Gubernur Shettima sengaja mengumpulkan orangtua dan keluarga anak-anak yang diculik tersebut di Maiduguri, Borno, untuk menonton video yang dirilis Boko Haram. Tidak sedikit orangtua yang mengenali putrinya di dalam video tersebut.
"Saya bersyukur saya bisa melihat anak perempuan saya... dalam video tersebut," tutur salah satu orangtua, Lawan Zannah, kepada AFP di lokasi pemutaran video Boko Haram.
"Mereka memang anak-anak kami yang diculik sebulan lalu," imbuhnya.
Shettima mejelaskan bahwa kepala sekolah dan guru dari Government Girls Secondary School juga ikut menyaksikan video tersebut. Namun untuk sementara, baru 36 anak yang bisa diidentifikasi namanya.

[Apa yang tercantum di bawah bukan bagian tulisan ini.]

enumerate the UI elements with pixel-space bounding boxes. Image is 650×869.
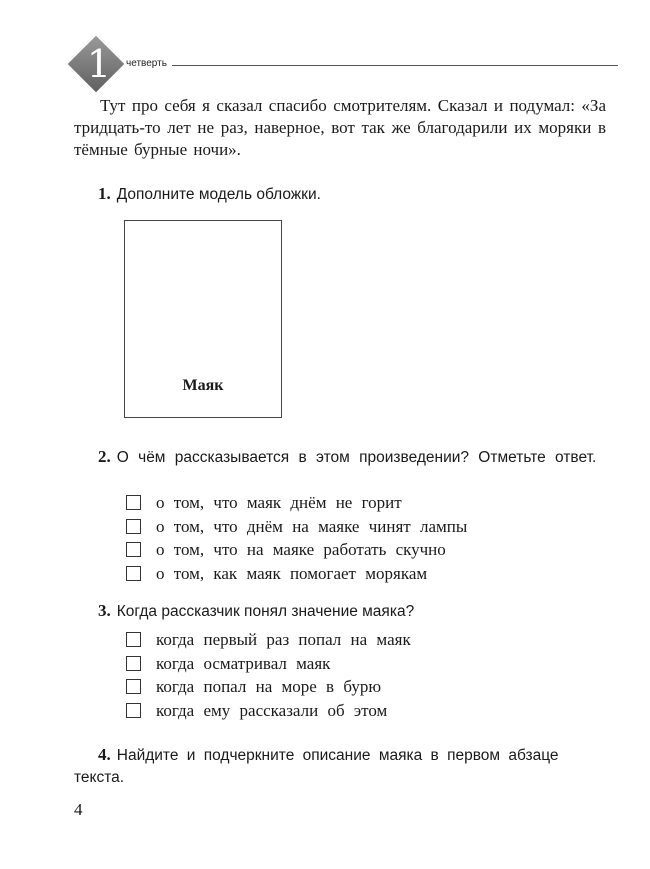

Sedangkan sisanya meski belum diidentifikasi namanya, namun dipastikan dan dikenali sebagai murid dari Chibok. "Anak-anak perempuan itu adalah anak-anak saya sendiri. Saya trauma," tandas Shettima.
Dalam video yang dirilis pada Senin (12/5), pemimpin Boko Haram Abubakar Shekau menyatakan sebanyak 223 anak perempuan yang disandera olehnya akan dilepaskan jika Nigeria mau membebaskan anggota Boko Haram yang kini ditahan. Atas syarat tersebut, Menteri Dalam Negeria menolak mentah-mentah. Namun pada Selasa (13/5), otoritas Nigeria sedikit 'melunak' dengan menyatakan diri siap berdialog dengan Boko Haram, khususnya membahas pembebasan anak-anak sekolah tersebut.